İmamoğlu, gözaltına alınan şüpheliler arasından sorgulanan son isim oldu. İmamoğlu’na Mali Suçlarla Şube Müdürlüğü'nde yapılan sorgusu başlamadan "susma" ve "etkin pişmanlık" hakkı hatırlatıldı. İmamoğlu, "Ben herhangi bir suç işlemediğim için etkin pişmanlık hükümlerinden faydalanmak istemiyorum" yanıtını verdi.
İmamoğlu, ifadesinin başında, 1970'de Akçaabat'da doğduğunu, 35 yıldır İstanbul'da yaşadığını ve İstanbul Büyükşehir Belediye Başkanlığı yaptığını söyledi. Mal varlığı beyanında bulunduğunu kaydeden İmamoğlu, İmamoğlu İnşaat adına kayıtlı olduğunu düşündüğü bir telefon hattı kullandığını, bu hat dışında firması adına kayıtlı olabileceğini bir başka hattı da 25 yıldır kullandığını, yoğun olduğu için telefonlarına genellikle çalışanların baktığını, bu iki hattı dışındaki telefon hatlarının çalışanları tarafından kullanılıyor olabileceğini söyledi.

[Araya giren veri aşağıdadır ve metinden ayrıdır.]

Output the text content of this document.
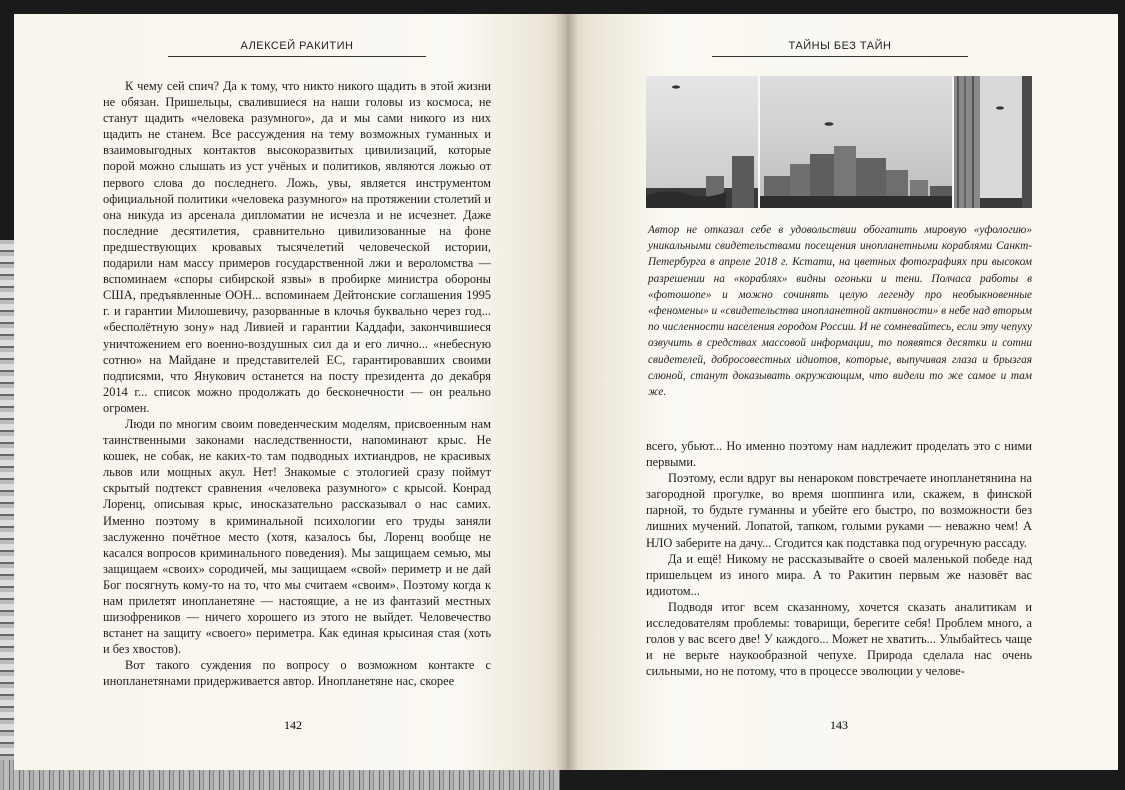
АЛЕКСЕЙ РАКИТИН

К чему сей спич? Да к тому, что никто никого щадить в этой жизни не обязан. Пришельцы, свалившиеся на наши головы из космоса, не станут щадить «человека разумного», да и мы сами никого из них щадить не станем. Все рассуждения на тему возможных гуманных и взаимовыгодных контактов высокоразвитых цивилизаций, которые порой можно слышать из уст учёных и политиков, являются ложью от первого слова до последнего. Ложь, увы, является инструментом официальной политики «человека разумного» на протяжении столетий и она никуда из арсенала дипломатии не исчезла и не исчезнет. Даже последние десятилетия, сравнительно цивилизованные на фоне предшествующих кровавых тысячелетий человеческой истории, подарили нам массу примеров государственной лжи и вероломства — вспоминаем «споры сибирской язвы» в пробирке министра обороны США, предъявленные ООН... вспоминаем Дейтонские соглашения 1995 г. и гарантии Милошевичу, разорванные в клочья буквально через год... «бесполётную зону» над Ливией и гарантии Каддафи, закончившиеся уничтожением его военно-воздушных сил да и его лично... «небесную сотню» на Майдане и представителей ЕС, гарантировавших своими подписями, что Янукович останется на посту президента до декабря 2014 г... список можно продолжать до бесконечности — он реально огромен.

Люди по многим своим поведенческим моделям, присвоенным нам таинственными законами наследственности, напоминают крыс. Не кошек, не собак, не каких-то там подводных ихтиандров, не красивых львов или мощных акул. Нет! Знакомые с этологией сразу поймут скрытый подтекст сравнения «человека разумного» с крысой. Конрад Лоренц, описывая крыс, иносказательно рассказывал о нас самих. Именно поэтому в криминальной психологии его труды заняли заслуженно почётное место (хотя, казалось бы, Лоренц вообще не касался вопросов криминального поведения). Мы защищаем семью, мы защищаем «своих» сородичей, мы защищаем «свой» периметр и не дай Бог посягнуть кому-то на то, что мы считаем «своим». Поэтому когда к нам прилетят инопланетяне — настоящие, а не из фантазий местных шизофреников — ничего хорошего из этого не выйдет. Человечество встанет на защиту «своего» периметра. Как единая крысиная стая (хоть и без хвостов).

Вот такого суждения по вопросу о возможном контакте с инопланетянами придерживается автор. Инопланетяне нас, скорее

142
ТАЙНЫ БЕЗ ТАЙН
Автор не отказал себе в удовольствии обогатить мировую «уфологию» уникальными свидетельствами посещения инопланетными кораблями Санкт-Петербурга в апреле 2018 г. Кстати, на цветных фотографиях при высоком разрешении на «кораблях» видны огоньки и тени. Полчаса работы в «фотошопе» и можно сочинять целую легенду про необыкновенные «феномены» и «свидетельства инопланетной активности» в небе над вторым по численности населения городом России. И не сомневайтесь, если эту чепуху озвучить в средствах массовой информации, то появятся десятки и сотни свидетелей, добросовестных идиотов, которые, выпучивая глаза и брызгая слюной, станут доказывать окружающим, что видели то же самое и там же.

всего, убьют... Но именно поэтому нам надлежит проделать это с ними первыми.

Поэтому, если вдруг вы ненароком повстречаете инопланетянина на загородной прогулке, во время шоппинга или, скажем, в финской парной, то будьте гуманны и убейте его быстро, по возможности без лишних мучений. Лопатой, тапком, голыми руками — неважно чем! А НЛО заберите на дачу... Сгодится как подставка под огуречную рассаду.

Да и ещё! Никому не рассказывайте о своей маленькой победе над пришельцем из иного мира. А то Ракитин первым же назовёт вас идиотом...

Подводя итог всем сказанному, хочется сказать аналитикам и исследователям проблемы: товарищи, берегите себя! Проблем много, а голов у вас всего две! У каждого... Может не хватить... Улыбайтесь чаще и не верьте наукообразной чепухе. Природа сделала нас очень сильными, но не потому, что в процессе эволюции у челове-

143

İmamoğlu’na, İstanbul Büyükşehir Belediyesi tarafından yapılan ihaleler ve sonuçları soruldu. İmamoğlu, bu soruya, “İstanbul Büyükşehir Belediye başkanı ve geçmişteki belediye başkanları rahmetli Kadir Topbaş, sayın Ali Müfit Gürtuna ve sayın Recep Tayyip Erdoğan dahil geçmiş tüm belediye başkanlığı yapmış olan şahıslar başkan olduğu dönemlerde benim gibi ne ihalelere katılır, ne de ihalelere imza atar ne de sonuçlarını takip etmeye vakti vardır” yanıtını verdi.

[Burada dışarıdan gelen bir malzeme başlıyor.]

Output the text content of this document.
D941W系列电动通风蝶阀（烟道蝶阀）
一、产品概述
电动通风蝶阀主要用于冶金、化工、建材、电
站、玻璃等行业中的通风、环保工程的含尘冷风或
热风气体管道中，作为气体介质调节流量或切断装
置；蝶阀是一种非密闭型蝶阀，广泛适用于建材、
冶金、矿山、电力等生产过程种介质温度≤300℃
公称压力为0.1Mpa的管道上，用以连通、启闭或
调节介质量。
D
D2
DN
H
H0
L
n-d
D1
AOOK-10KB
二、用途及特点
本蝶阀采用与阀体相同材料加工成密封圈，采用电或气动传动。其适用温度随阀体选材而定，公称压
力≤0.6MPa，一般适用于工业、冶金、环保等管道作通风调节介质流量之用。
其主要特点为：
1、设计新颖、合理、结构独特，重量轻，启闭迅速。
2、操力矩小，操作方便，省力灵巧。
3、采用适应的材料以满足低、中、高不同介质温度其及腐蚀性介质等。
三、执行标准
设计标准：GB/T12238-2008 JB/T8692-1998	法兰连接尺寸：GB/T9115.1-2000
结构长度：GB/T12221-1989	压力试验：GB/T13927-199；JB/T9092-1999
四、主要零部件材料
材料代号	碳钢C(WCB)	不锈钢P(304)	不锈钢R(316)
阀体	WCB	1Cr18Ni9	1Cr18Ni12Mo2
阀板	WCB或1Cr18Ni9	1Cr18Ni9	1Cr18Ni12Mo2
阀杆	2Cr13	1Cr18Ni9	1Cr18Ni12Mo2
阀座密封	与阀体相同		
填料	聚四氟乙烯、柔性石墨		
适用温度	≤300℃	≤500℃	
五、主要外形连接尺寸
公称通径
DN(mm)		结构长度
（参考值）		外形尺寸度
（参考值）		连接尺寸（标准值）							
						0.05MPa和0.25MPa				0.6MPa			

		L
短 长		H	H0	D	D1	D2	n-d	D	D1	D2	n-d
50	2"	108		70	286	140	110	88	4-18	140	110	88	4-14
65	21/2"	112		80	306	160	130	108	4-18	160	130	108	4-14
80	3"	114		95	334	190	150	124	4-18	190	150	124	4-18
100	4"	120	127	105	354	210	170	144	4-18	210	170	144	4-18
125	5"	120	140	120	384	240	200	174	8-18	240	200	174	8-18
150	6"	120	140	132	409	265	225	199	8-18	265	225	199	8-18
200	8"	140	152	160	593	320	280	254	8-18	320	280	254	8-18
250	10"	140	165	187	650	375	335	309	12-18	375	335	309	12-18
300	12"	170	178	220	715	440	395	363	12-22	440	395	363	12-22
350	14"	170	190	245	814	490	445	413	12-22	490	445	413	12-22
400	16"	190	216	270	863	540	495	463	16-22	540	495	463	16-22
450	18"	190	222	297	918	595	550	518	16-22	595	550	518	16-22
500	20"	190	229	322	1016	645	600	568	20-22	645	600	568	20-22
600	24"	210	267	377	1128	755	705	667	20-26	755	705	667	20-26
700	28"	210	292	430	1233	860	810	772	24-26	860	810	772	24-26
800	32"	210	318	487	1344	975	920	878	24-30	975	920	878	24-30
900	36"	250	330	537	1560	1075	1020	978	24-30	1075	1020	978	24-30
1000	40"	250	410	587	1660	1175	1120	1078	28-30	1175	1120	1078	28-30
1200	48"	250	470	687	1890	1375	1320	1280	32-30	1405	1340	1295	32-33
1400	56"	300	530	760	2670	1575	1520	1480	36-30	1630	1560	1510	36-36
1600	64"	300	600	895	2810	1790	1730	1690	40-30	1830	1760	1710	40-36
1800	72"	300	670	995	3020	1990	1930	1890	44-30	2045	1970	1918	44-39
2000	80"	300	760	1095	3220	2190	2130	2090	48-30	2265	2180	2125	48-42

Gözaltına alınan kişilerin fotoğrafı gösterilerek tanıyıp tanımadığı sorulan İmamoğlu, soruların içeriğini anladığını söyleyerek, “Aslında burada bulunmamın yegane sebebi hakkımda başlatılan bir siyasi müdahale ve mücadele modelidir” dedi.

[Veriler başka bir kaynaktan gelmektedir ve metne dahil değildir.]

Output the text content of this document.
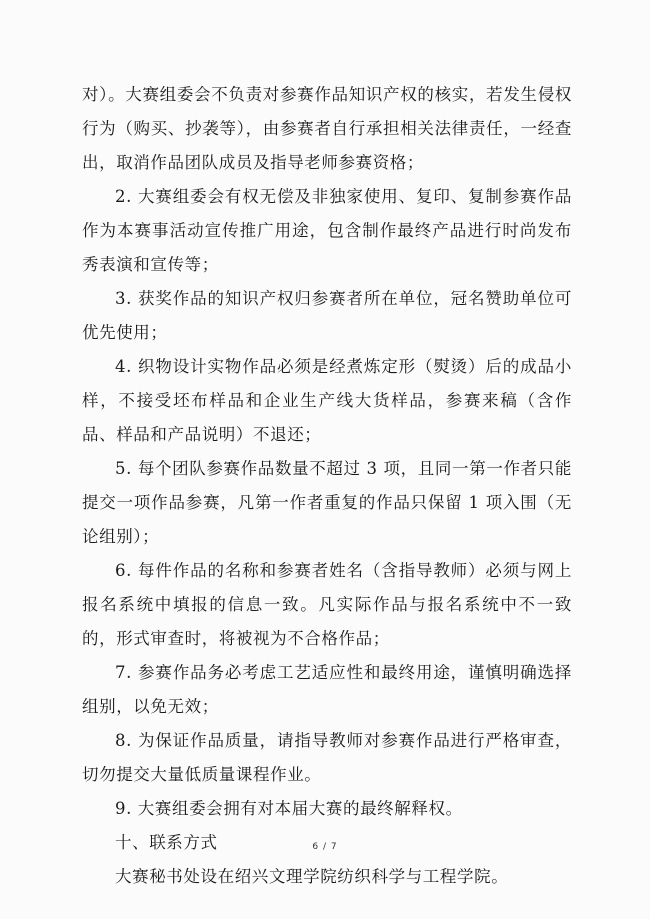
对）。大赛组委会不负责对参赛作品知识产权的核实，若发生侵权行为（购买、抄袭等），由参赛者自行承担相关法律责任，一经查出，取消作品团队成员及指导老师参赛资格；

2. 大赛组委会有权无偿及非独家使用、复印、复制参赛作品作为本赛事活动宣传推广用途，包含制作最终产品进行时尚发布秀表演和宣传等；

3. 获奖作品的知识产权归参赛者所在单位，冠名赞助单位可优先使用；

4. 织物设计实物作品必须是经煮炼定形（熨烫）后的成品小样，不接受坯布样品和企业生产线大货样品，参赛来稿（含作品、样品和产品说明）不退还；

5. 每个团队参赛作品数量不超过 3 项，且同一第一作者只能提交一项作品参赛，凡第一作者重复的作品只保留 1 项入围（无论组别）；

6. 每件作品的名称和参赛者姓名（含指导教师）必须与网上报名系统中填报的信息一致。凡实际作品与报名系统中不一致的，形式审查时，将被视为不合格作品；

7. 参赛作品务必考虑工艺适应性和最终用途，谨慎明确选择组别，以免无效；

8. 为保证作品质量，请指导教师对参赛作品进行严格审查，切勿提交大量低质量课程作业。

9. 大赛组委会拥有对本届大赛的最终解释权。

十、联系方式

大赛秘书处设在绍兴文理学院纺织科学与工程学院。

6 / 7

Mücadelenin yıllardır devam ettiğini söyleyen İmamoğlu, “Halkın iradesine saygı duymayan iktidar mensuplarının tarafıma yürütmüş olduğu müdahalelerin bir biçimiyle de şu an itibariyle karşı karşıyayım. 16 milyon İstanbullunun, İstanbul tarihindeki en yüksek üç oy oranına sahip bir biçimde seçim kazanmış birisine bu soruların sorulmasını halkın iradesine dönük sürecin bir parçası olarak görüyorum. Bu sebeple bu açıklamayı yapıyorum. Devamında soracağınız sorularla ilgili olarak esas itibariyle Cumhuriyet Başsavcılığında ayrıntılı yanıt vereceğim olmakla birlikte gerekli gördüklerime de yanıt vereceğim” dedi.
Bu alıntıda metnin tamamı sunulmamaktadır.